If $X_n$ converges in distribution to a random element $X$ and $Y_n$ converges in probability to a constant $c$, then

- $X_n + Y_n \ \xrightarrow{d}\ X + c ;$
- $X_nY_n \ \xrightarrow{d}\ Xc ;$
- $X_n/Y_n \ \xrightarrow{d}\ X/c,$ provided that c is non-zero,

where $\xrightarrow{d}$ denotes convergence in distribution.

Notes:
1. The requirement that Y_{n} converges to a constant is important — if it were to converge to a non-degenerate random variable, the theorem would be no longer valid. For example, let $X_n \sim {\rm Uniform}(0,1)$ and $Y_n = -X_n$. The sum $X_n + Y_n = 0$ for all values of n.
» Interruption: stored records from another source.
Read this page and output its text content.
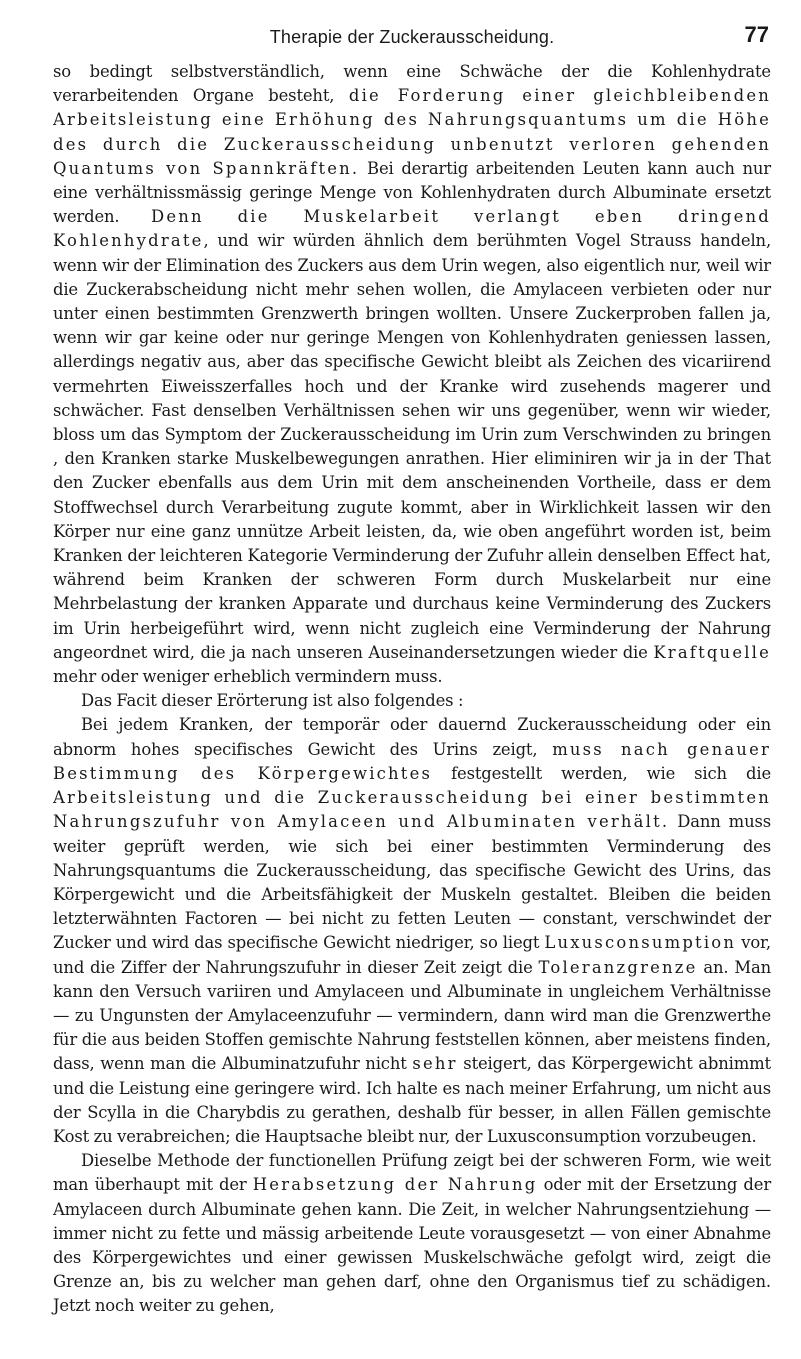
Therapie der Zuckerausscheidung.	77

so bedingt selbstverständlich, wenn eine Schwäche der die Kohlenhydrate verarbeitenden Organe besteht, die Forderung einer gleichbleibenden Arbeitsleistung eine Erhöhung des Nahrungsquantums um die Höhe des durch die Zuckerausscheidung unbenutzt verloren gehenden Quantums von Spannkräften. Bei derartig arbeitenden Leuten kann auch nur eine verhältnissmässig geringe Menge von Kohlenhydraten durch Albuminate ersetzt werden. Denn die Muskelarbeit verlangt eben dringend Kohlenhydrate, und wir würden ähnlich dem berühmten Vogel Strauss handeln, wenn wir der Elimination des Zuckers aus dem Urin wegen, also eigentlich nur, weil wir die Zuckerabscheidung nicht mehr sehen wollen, die Amylaceen verbieten oder nur unter einen bestimmten Grenzwerth bringen wollten. Unsere Zuckerproben fallen ja, wenn wir gar keine oder nur geringe Mengen von Kohlenhydraten geniessen lassen, allerdings negativ aus, aber das specifische Gewicht bleibt als Zeichen des vicariirend vermehrten Eiweisszerfalles hoch und der Kranke wird zusehends magerer und schwächer. Fast denselben Verhältnissen sehen wir uns gegenüber, wenn wir wieder, bloss um das Symptom der Zuckerausscheidung im Urin zum Verschwinden zu bringen , den Kranken starke Muskelbewegungen anrathen. Hier eliminiren wir ja in der That den Zucker ebenfalls aus dem Urin mit dem anscheinenden Vortheile, dass er dem Stoffwechsel durch Verarbeitung zugute kommt, aber in Wirklichkeit lassen wir den Körper nur eine ganz unnütze Arbeit leisten, da, wie oben angeführt worden ist, beim Kranken der leichteren Kategorie Verminderung der Zufuhr allein denselben Effect hat, während beim Kranken der schweren Form durch Muskelarbeit nur eine Mehrbelastung der kranken Apparate und durchaus keine Verminderung des Zuckers im Urin herbeigeführt wird, wenn nicht zugleich eine Verminderung der Nahrung angeordnet wird, die ja nach unseren Auseinandersetzungen wieder die Kraftquelle mehr oder weniger erheblich vermindern muss.

Das Facit dieser Erörterung ist also folgendes :

Bei jedem Kranken, der temporär oder dauernd Zuckerausscheidung oder ein abnorm hohes specifisches Gewicht des Urins zeigt, muss nach genauer Bestimmung des Körpergewichtes festgestellt werden, wie sich die Arbeitsleistung und die Zuckerausscheidung bei einer bestimmten Nahrungszufuhr von Amylaceen und Albuminaten verhält. Dann muss weiter geprüft werden, wie sich bei einer bestimmten Verminderung des Nahrungsquantums die Zuckerausscheidung, das specifische Gewicht des Urins, das Körpergewicht und die Arbeitsfähigkeit der Muskeln gestaltet. Bleiben die beiden letzterwähnten Factoren — bei nicht zu fetten Leuten — constant, verschwindet der Zucker und wird das specifische Gewicht niedriger, so liegt Luxusconsumption vor, und die Ziffer der Nahrungszufuhr in dieser Zeit zeigt die Toleranzgrenze an. Man kann den Versuch variiren und Amylaceen und Albuminate in ungleichem Verhältnisse — zu Ungunsten der Amylaceenzufuhr — vermindern, dann wird man die Grenzwerthe für die aus beiden Stoffen gemischte Nahrung feststellen können, aber meistens finden, dass, wenn man die Albuminatzufuhr nicht sehr steigert, das Körpergewicht abnimmt und die Leistung eine geringere wird. Ich halte es nach meiner Erfahrung, um nicht aus der Scylla in die Charybdis zu gerathen, deshalb für besser, in allen Fällen gemischte Kost zu verabreichen; die Hauptsache bleibt nur, der Luxusconsumption vorzubeugen.

Dieselbe Methode der functionellen Prüfung zeigt bei der schweren Form, wie weit man überhaupt mit der Herabsetzung der Nahrung oder mit der Ersetzung der Amylaceen durch Albuminate gehen kann. Die Zeit, in welcher Nahrungsentziehung — immer nicht zu fette und mässig arbeitende Leute vorausgesetzt — von einer Abnahme des Körpergewichtes und einer gewissen Muskelschwäche gefolgt wird, zeigt die Grenze an, bis zu welcher man gehen darf, ohne den Organismus tief zu schädigen. Jetzt noch weiter zu gehen,
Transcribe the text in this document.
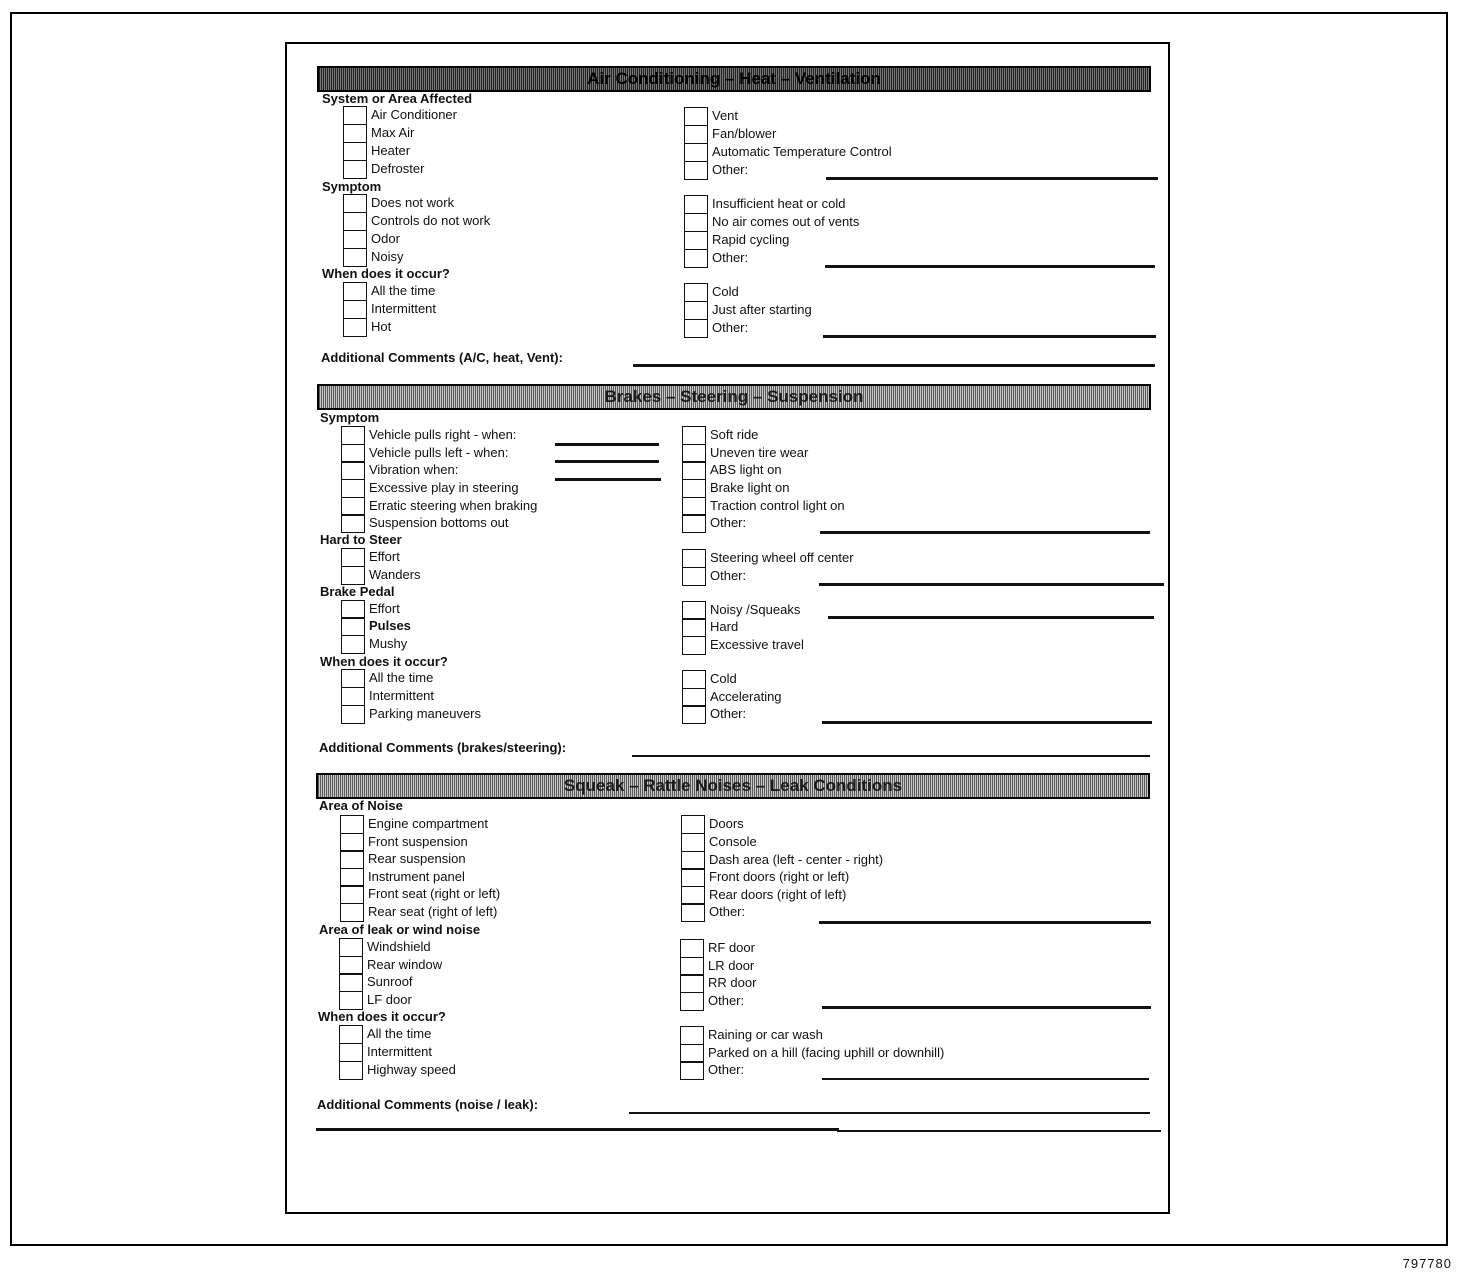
Air Conditioning – Heat – Ventilation
System or Area Affected
Air Conditioner
Max Air
Heater
Defroster
Vent
Fan/blower
Automatic Temperature Control
Other:
Symptom
Does not work
Controls do not work
Odor
Noisy
Insufficient heat or cold
No air comes out of vents
Rapid cycling
Other:
When does it occur?
All the time
Intermittent
Hot
Cold
Just after starting
Other:
Additional Comments (A/C, heat, Vent):
Brakes – Steering – Suspension
Symptom
Vehicle pulls right - when:
Vehicle pulls left - when:
Vibration when:
Excessive play in steering
Erratic steering when braking
Suspension bottoms out
Soft ride
Uneven tire wear
ABS light on
Brake light on
Traction control light on
Other:
Hard to Steer
Effort
Wanders
Steering wheel off center
Other:
Brake Pedal
Effort
Pulses
Mushy
Noisy /Squeaks
Hard
Excessive travel
When does it occur?
All the time
Intermittent
Parking maneuvers
Cold
Accelerating
Other:
Additional Comments (brakes/steering):
Squeak – Rattle Noises – Leak Conditions
Area of Noise
Engine compartment
Front suspension
Rear suspension
Instrument panel
Front seat (right or left)
Rear seat (right of left)
Doors
Console
Dash area (left - center - right)
Front doors (right or left)
Rear doors (right of left)
Other:
Area of leak or wind noise
Windshield
Rear window
Sunroof
LF door
RF door
LR door
RR door
Other:
When does it occur?
All the time
Intermittent
Highway speed
Raining or car wash
Parked on a hill (facing uphill or downhill)
Other:
Additional Comments (noise / leak):
797780
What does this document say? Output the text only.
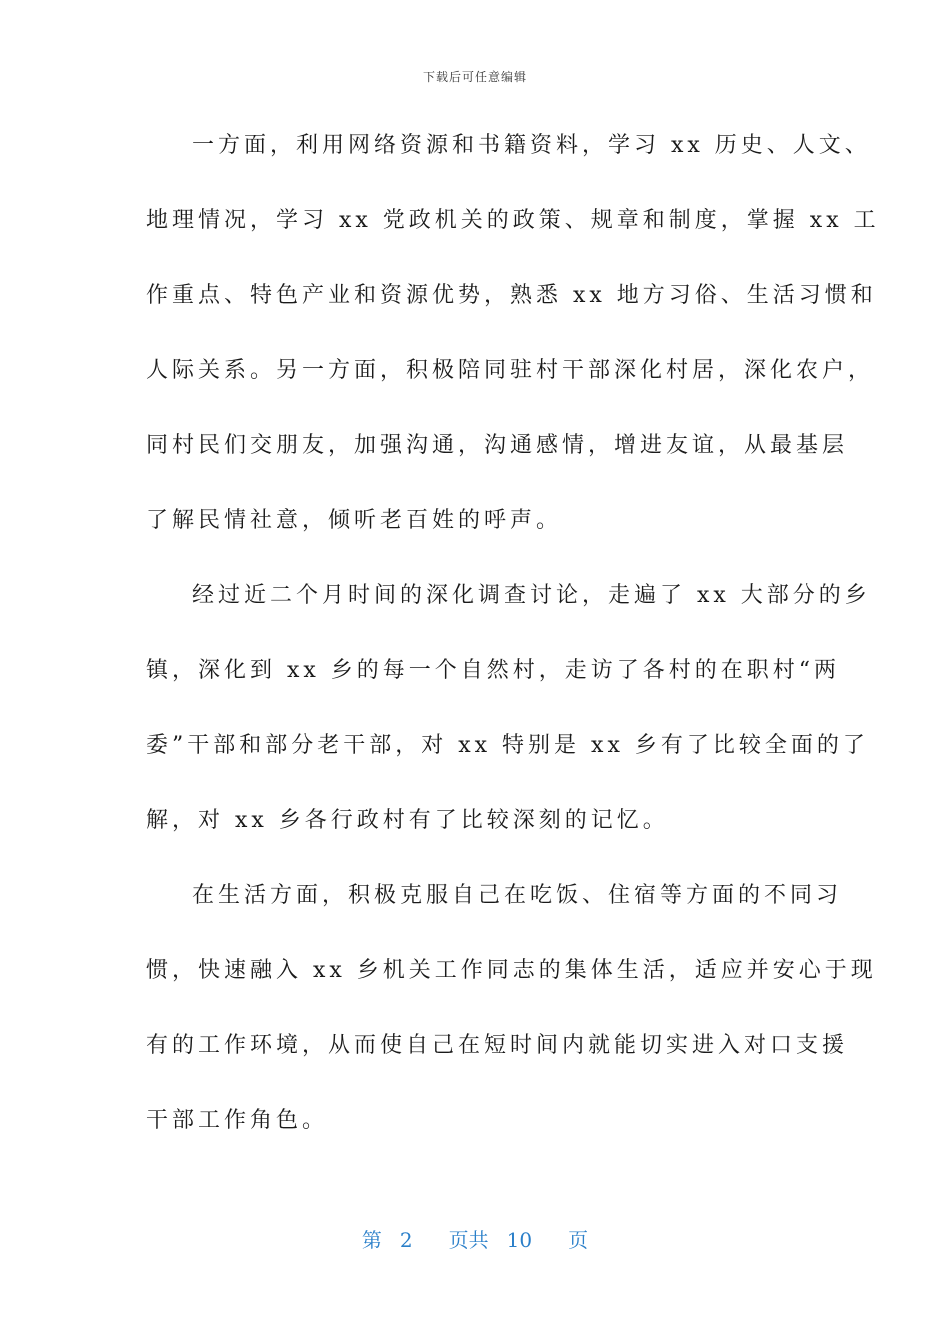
下载后可任意编辑
一方面，利用网络资源和书籍资料，学习 xx 历史、人文、
地理情况，学习 xx 党政机关的政策、规章和制度，掌握 xx 工
作重点、特色产业和资源优势，熟悉 xx 地方习俗、生活习惯和
人际关系。另一方面，积极陪同驻村干部深化村居，深化农户，
同村民们交朋友，加强沟通，沟通感情，增进友谊，从最基层
了解民情社意，倾听老百姓的呼声。
经过近二个月时间的深化调查讨论，走遍了 xx 大部分的乡
镇，深化到 xx 乡的每一个自然村，走访了各村的在职村“两
委”干部和部分老干部，对 xx 特别是 xx 乡有了比较全面的了
解，对 xx 乡各行政村有了比较深刻的记忆。
在生活方面，积极克服自己在吃饭、住宿等方面的不同习
惯，快速融入 xx 乡机关工作同志的集体生活，适应并安心于现
有的工作环境，从而使自己在短时间内就能切实进入对口支援
干部工作角色。
第 2 页共 10 页
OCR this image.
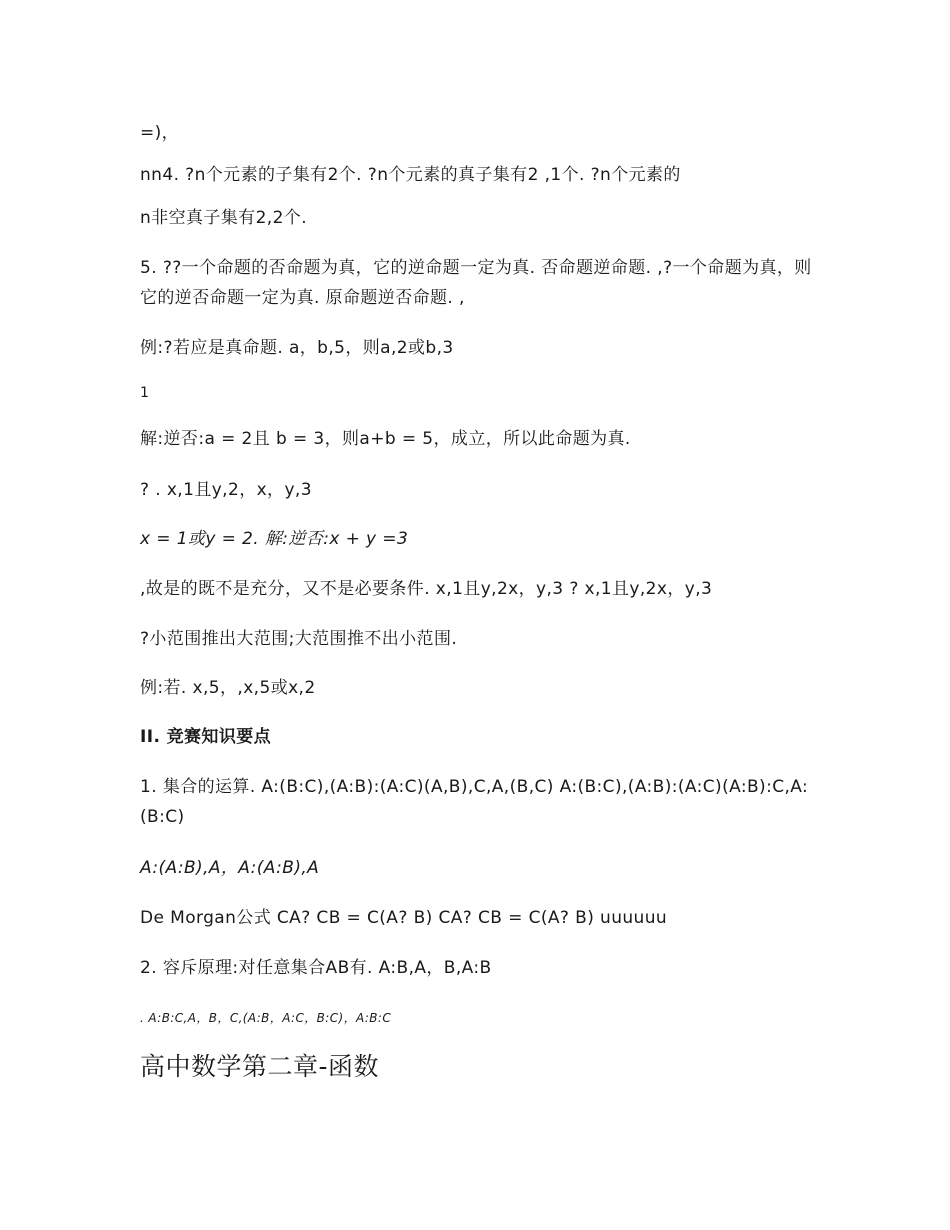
=)，
nn4. ?n个元素的子集有2个. ?n个元素的真子集有2 ,1个. ?n个元素的
n非空真子集有2,2个.
5. ??一个命题的否命题为真，它的逆命题一定为真. 否命题逆命题. ,?一个命题为真，则它的逆否命题一定为真. 原命题逆否命题. ,
例:?若应是真命题. a，b,5，则a,2或b,3
1
解:逆否:a = 2且 b = 3，则a+b = 5，成立，所以此命题为真.
? . x,1且y,2，x，y,3
x = 1或y = 2. 解:逆否:x + y =3
,故是的既不是充分，又不是必要条件. x,1且y,2x，y,3 ? x,1且y,2x，y,3
?小范围推出大范围;大范围推不出小范围.
例:若. x,5，,x,5或x,2
II. 竞赛知识要点
1. 集合的运算. A:(B:C),(A:B):(A:C)(A,B),C,A,(B,C) A:(B:C),(A:B):(A:C)(A:B):C,A:(B:C)
A:(A:B),A，A:(A:B),A
De Morgan公式 CA? CB = C(A? B) CA? CB = C(A? B) uuuuuu
2. 容斥原理:对任意集合AB有. A:B,A，B,A:B
. A:B:C,A，B，C,(A:B，A:C，B:C)，A:B:C
高中数学第二章-函数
Moreover, $Y_n \, \xrightarrow{d} \, {\rm Uniform}(-1,0)$, but $X_n + Y_n$ does not converge in distribution to $X + Y$, where $X \sim {\rm Uniform}(0,1)$, $Y \sim {\rm Uniform}(-1,0)$, and $X$ and $Y$ are independent.
2. The theorem remains valid if we replace all convergences in distribution with convergences in probability.

==Proof==
This theorem follows from the fact that if X_{n} converges in distribution to X and Y_{n} converges in probability to a constant c, then the joint vector (X_{n}, Y_{n}) converges in distribution to (X, c) (see here).

Next we apply the continuous mapping theorem, recognizing the functions g(x,y) = x + y, g(x,y) = xy, and g(x,y) = x y^{−1} are continuous (for the last function to be continuous, y has to be invertible).